The exchanges have said that they should be able to operate in the same unregulated environment as the over-the-counter markets -- a result that the pending legislation is designed to achieve. There are differences between these markets, however, and the appropriate regulatory framework must depend on an analysis of the characteristics of the particular market.
Exchange trading involves important public interest considerations that require a higher level of regulation than over-the-counter markets. The use of centralized clearing in exchange trading, for example, creates a concentration of financial risk not present in bilateral over-the-counter transactions. That concentration of risk poses more serious systemic threats to our economy than the decentralized risk of the over-the counter market.
While both exchanges and the over-the-counter markets perform a vital public service in providing hedging opportunities, there is also a strong public interest in protecting the price-discovery and price-basing functions uniquely performed by exchanges. The prices established by the futures exchanges affect trillions of dollars of commercial transactions and ultimately the retail prices for many commodities.

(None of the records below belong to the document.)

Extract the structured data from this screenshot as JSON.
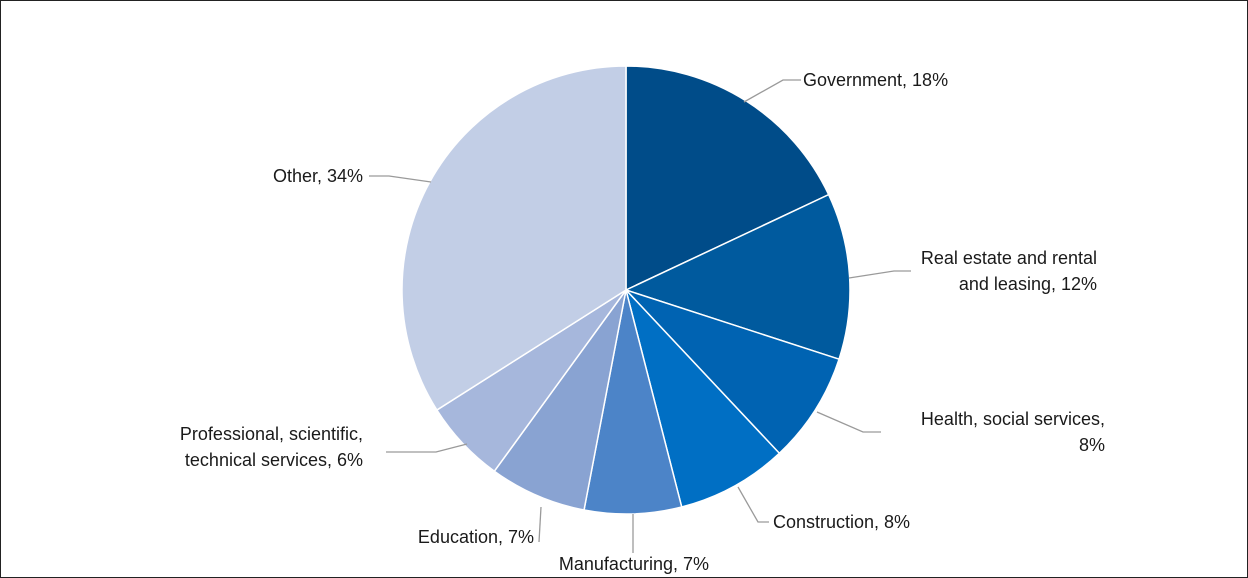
{
  "chart_data": {
    "type": "pie",
    "title": "",
    "start": "12 o'clock",
    "direction": "clockwise",
    "slices": [
      {
        "category": "Government",
        "value": 18,
        "label_lines": [
          "Government, 18%"
        ],
        "color": "#004C89"
      },
      {
        "category": "Real estate and rental and leasing",
        "value": 12,
        "label_lines": [
          "Real estate and rental",
          "and leasing, 12%"
        ],
        "color": "#005A9E"
      },
      {
        "category": "Health, social services",
        "value": 8,
        "label_lines": [
          "Health, social services,",
          "8%"
        ],
        "color": "#0063B2"
      },
      {
        "category": "Construction",
        "value": 8,
        "label_lines": [
          "Construction, 8%"
        ],
        "color": "#006FC4"
      },
      {
        "category": "Manufacturing",
        "value": 7,
        "label_lines": [
          "Manufacturing, 7%"
        ],
        "color": "#4C84C8"
      },
      {
        "category": "Education",
        "value": 7,
        "label_lines": [
          "Education, 7%"
        ],
        "color": "#89A3D2"
      },
      {
        "category": "Professional, scientific, technical services",
        "value": 6,
        "label_lines": [
          "Professional, scientific,",
          "technical services, 6%"
        ],
        "color": "#A6B7DC"
      },
      {
        "category": "Other",
        "value": 34,
        "label_lines": [
          "Other, 34%"
        ],
        "color": "#C2CEE6"
      }
    ]
  }
}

This price-discovery function requires protection even if particular sophisticated traders do not.
The U.S. has had more than 70 years of successful futures market regulation -- regulation that has produced the most competitive, most dynamic and most innovative futures markets in the world. The pending legislation would discard this regulatory framework on the theory that the self-interest of private market participants will protect not only those participants but the marketplace as a whole. History makes clear that the self- interest of the exchanges and their members at times conflicts with the interests of agricultural and business entities which rely on the markets and with the interests of the American consumer. That is why government regulation is necessary.
The Commission believes that the regulatory regime is crucial if these markets are to continue to serve their critical price discovery and hedging functions. The Commission is committed to working with the futures industry, market users and Congress to ensure that any changes keep pace with the changing markets and protect the public interest in strong, safe and transparent futures markets.